Peace in Ukraine Cannot Wait

The war in eastern Ukraine and the annexation of the Crimea grinds on, forgotten by many. There’s no obvious way out. The ceasefire agreements have been continuously broken, high-level dialogue between Russia and the United States stopped months ago, and the unarmed OSCE monitors in conflict zone are continuously harassed.

Some analysts suspect that Moscow is waiting until March when Ukraine holds its presidential election. The Kremlin wants to see who the next president will be before taking any new steps, and time is on Russia’s side.
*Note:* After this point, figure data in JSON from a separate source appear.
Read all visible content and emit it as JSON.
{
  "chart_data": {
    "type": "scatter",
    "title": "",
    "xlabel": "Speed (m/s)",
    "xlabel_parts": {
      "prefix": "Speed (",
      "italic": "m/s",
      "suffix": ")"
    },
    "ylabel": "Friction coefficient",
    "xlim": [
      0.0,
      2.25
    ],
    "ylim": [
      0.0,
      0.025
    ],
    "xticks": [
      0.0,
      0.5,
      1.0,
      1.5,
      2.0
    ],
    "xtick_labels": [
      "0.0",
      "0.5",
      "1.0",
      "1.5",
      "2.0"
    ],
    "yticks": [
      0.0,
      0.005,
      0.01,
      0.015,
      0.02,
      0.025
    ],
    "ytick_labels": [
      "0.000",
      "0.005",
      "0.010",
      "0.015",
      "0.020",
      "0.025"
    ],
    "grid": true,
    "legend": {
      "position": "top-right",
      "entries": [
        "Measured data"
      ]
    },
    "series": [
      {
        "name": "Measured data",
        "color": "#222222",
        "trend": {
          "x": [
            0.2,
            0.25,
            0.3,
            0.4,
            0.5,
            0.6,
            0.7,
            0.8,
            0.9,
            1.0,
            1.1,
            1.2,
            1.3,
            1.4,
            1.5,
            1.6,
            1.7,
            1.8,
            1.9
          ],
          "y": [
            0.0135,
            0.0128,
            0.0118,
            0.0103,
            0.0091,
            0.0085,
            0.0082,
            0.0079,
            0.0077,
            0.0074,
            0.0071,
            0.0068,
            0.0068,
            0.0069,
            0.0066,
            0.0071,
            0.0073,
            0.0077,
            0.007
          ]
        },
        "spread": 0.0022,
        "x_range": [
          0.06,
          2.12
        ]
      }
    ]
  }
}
But time is not on Ukraine’s or the European Union’s side. The Donbas conflict should be understood anew, approached differently, engaged with directly, and solved sustainably. It should start with clearer communication of the EU’s stake in the crisis. Tighter economic and individual sanctions should be accompanied with positive offers to change Moscow’s behavior. For a transition period, the Donbas should be put under the control of an international administration and UN peacekeeping forces. Finally, Ukraine and the West need to find a way to secure control over a reintegrated Donbas while formally implementing the Minsk Agreements.

Today’s confrontation in the Donbas is often compared to the frozen conflicts in Azerbaijan, Georgia, and Moldova, and this is false. A communications campaign needs to correct this misperception; the Donbas war is a hot conflict that challenges Europe’s security as long as one of the largest European states remains on the brink of collapse.

The reasons for this risk are neither domestic political tensions nor Ukraine’s grave economic difficulties. Ukraine experienced massive upheaval at least four times since independence, yet none seriously endangered the integrity of the nation. Ukraine’s economic situation throughout the 1990s and 2008-2010 was difficult, but neither downturn threatened European security.

The West’s large-scale financial help for Ukraine is sometimes misconceived as a major instrument to solve the crisis. Western help for Ukraine should continue, but it’s no substitute for actually solving the Donbas conflict.

Moscow’s shrewd combination of crude military and non-military methods is meant to subvert Ukraine as a socio-political community. The Kremlin’s premier instrument for achieving this aim is to keep the Donbas as an open bleeding wound that will eventually cause Ukraine to implode. A seemingly domestic Ukrainian collapse can then be used by the Kremlin to demonstrate to Russians the impotence of European integration and foolishness of post-Soviet democratization.

While this is a rational strategy in terms of short-term Russian regime stability, it is a hazardous enterprise. Western opinion shapers need to better communicate why and how Ukraine’s possible future collapse entails transnational risks. For instance, millions of Ukrainian refugees would flow into the EU.